More litigation may ensue. The Court recognizes its "reasonable observer" standard, wholly new, "is neither perfectly precise nor always determinative." Slip op. at 12. Relying on lower court examples for similar structures when determining a "vessel" will not be prudent; Lozman is the new world order. And it will lead to colorable challenges to the definition of a structure as a "vessel" in areas that were once considered settled. For example, structures that often invite challenges as to “vessel” or not status are oil rigs. Indeed, the "physical characteristics and activities" of rigs may even change over time. For an interesting examination of this circumstance, see Louisiana International Marine L.L.C. v. Drilling Rig Atlas Century, No. C-11-186, 2012 WL 1029934 (S.D. Tex. Mar. 9, 2012).

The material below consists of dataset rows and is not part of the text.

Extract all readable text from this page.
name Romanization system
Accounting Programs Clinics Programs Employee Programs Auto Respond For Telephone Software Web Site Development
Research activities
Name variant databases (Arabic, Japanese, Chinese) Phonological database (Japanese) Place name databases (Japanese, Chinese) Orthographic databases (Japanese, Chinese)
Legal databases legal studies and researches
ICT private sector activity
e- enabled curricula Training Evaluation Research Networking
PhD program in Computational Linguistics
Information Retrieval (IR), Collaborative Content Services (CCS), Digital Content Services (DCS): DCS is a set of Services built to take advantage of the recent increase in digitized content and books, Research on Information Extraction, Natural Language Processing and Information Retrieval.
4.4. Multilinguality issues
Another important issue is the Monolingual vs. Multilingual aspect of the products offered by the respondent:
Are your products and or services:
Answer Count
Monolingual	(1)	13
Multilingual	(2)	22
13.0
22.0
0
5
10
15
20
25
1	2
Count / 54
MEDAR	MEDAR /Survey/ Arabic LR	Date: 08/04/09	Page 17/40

A U.S. maritime practitioner can no longer argue the definition of a vessel is "anything that floats." In so finding, the Supreme Court wryly provided examples of non-vessels: "a wooden washtub, a plastic dishpan, a swimming platform on pontoons, a large fishing net, a door taken off its hinges, and Pinocchio (when inside the whale)." Also, aesthetics matter: more French doors and fewer portholes actually help attain non-vessel status. Frequency of movement — "too little actual use" — as a watercraft carrying passengers and cargo also matters. Slip op. at 14.
The uniformity of federal maritime law is less settled. As the dissent noted, the majority's reference to state environmental laws and tax laws when defining a vessel confuses the precept that vessel regulation is supposed to be within the federal province.
For Southern District of New York practitioners, the slight movements gained over the last half decade on ship constructions and its contracts being deemed maritime contracts for jurisdiction purposes allided against Justice Sotomayor in the dissent. The Justice addressed ships "not yet born" and citing Supreme Court precedent noted that a structure becomes a vessel only when launched. Dissent op. at 3 n.1.
The Lozman structure was "an unusual structure": a surveyor could not find a comparable craft in all of Florida. Perhaps this observation will result in admiralty practitioners seeking to lessen the precedential value of the decision.